Kendisi bu cümleyi söylerken Başbakan Demirel'in tebessümle yüzüne baktığını Korg. Gürgüç yıllar sonra anlatacaktı. Ancak saldırıların arkası kesilmeyince devlet bir şeyler yapmaya karar verdi. Ve beklediği fırsat, korkunç bir eylem sayesinde karşısına çıktı. 8 Ağustos 1982'de bu kez eylem yeri ilk kez Türkiye oldu.
Levon Ekmekçiyan ve Zohrap Sarkisyan, Ankara Esenboğa Havalimanı'nın bekleme salonuna bomba atıp silahla ateş açtılar. 9 kişi öldü, 82 kişi de yaralandı. ASALA'nın Türkiye'nin başkentinde, hem de en çok korunan bir havalimanında eylem yapması büyük yankı buldu. Devlet içinde "Neden bir şeyler yapmıyoruz" sesleri yükselmeye başladı.

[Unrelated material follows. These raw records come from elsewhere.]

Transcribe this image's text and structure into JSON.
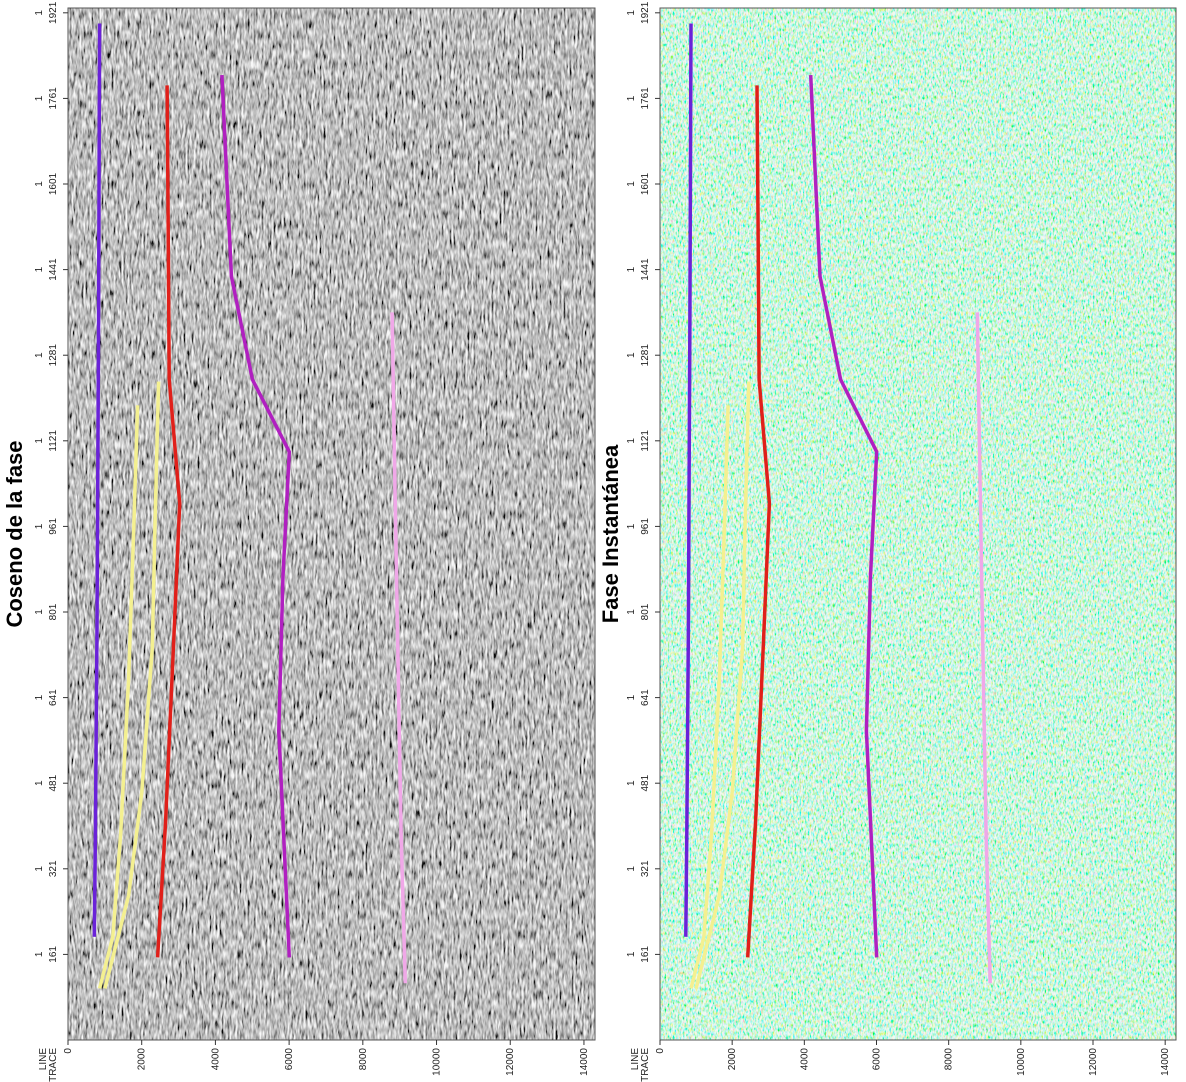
{
  "chart_data": [
    {
      "type": "seismic",
      "title": "Coseno de la fase",
      "palette": "gray",
      "x_axis_labels": [
        "LINE",
        "TRACE"
      ],
      "line_number": 1,
      "xlim": [
        0,
        14300
      ],
      "xticks": [
        0,
        2000,
        4000,
        6000,
        8000,
        10000,
        12000,
        14000
      ],
      "ylim": [
        1,
        1930
      ],
      "yticks": [
        161,
        321,
        481,
        641,
        801,
        961,
        1121,
        1281,
        1441,
        1601,
        1761,
        1921
      ]
    },
    {
      "type": "seismic",
      "title": "Fase Instantánea",
      "palette": "color",
      "x_axis_labels": [
        "LINE",
        "TRACE"
      ],
      "line_number": 1,
      "xlim": [
        0,
        14300
      ],
      "xticks": [
        0,
        2000,
        4000,
        6000,
        8000,
        10000,
        12000,
        14000
      ],
      "ylim": [
        1,
        1930
      ],
      "yticks": [
        161,
        321,
        481,
        641,
        801,
        961,
        1121,
        1281,
        1441,
        1601,
        1761,
        1921
      ]
    }
  ]
}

Ankara'daki eylemden 19 gün sonra bu kez Türkiye'nin Ottawa Büyükelçiliği Askeri Ataşesi Kurmay Albay Atilla Altıkat'ı öldürdüler. Üstelik ASALA'nın eylemlerinde ilk kez bir asker yaşamını yitiriyordu. Bunun üzerine Kenan Evren, ASALA'yla aktif ve örgütü bitirecek şekilde mücadele edilmesi talimatını verdi. Bu görev de MİT'e verildi. MİT de aynı yılın eylül ayının sonunda büyük gizlilik içinde çalışmalara başladı.
Kanlı Esenboğa katliamında sağ ele geçirilen Leon Ekmekçiyan, Mamak'ta Devlet Başkanı Kenan Evren'in damadı, Köşk'ün güvenlik danışmanı, istihbaratçı Erkan Gürvit tarafından sorgulandı.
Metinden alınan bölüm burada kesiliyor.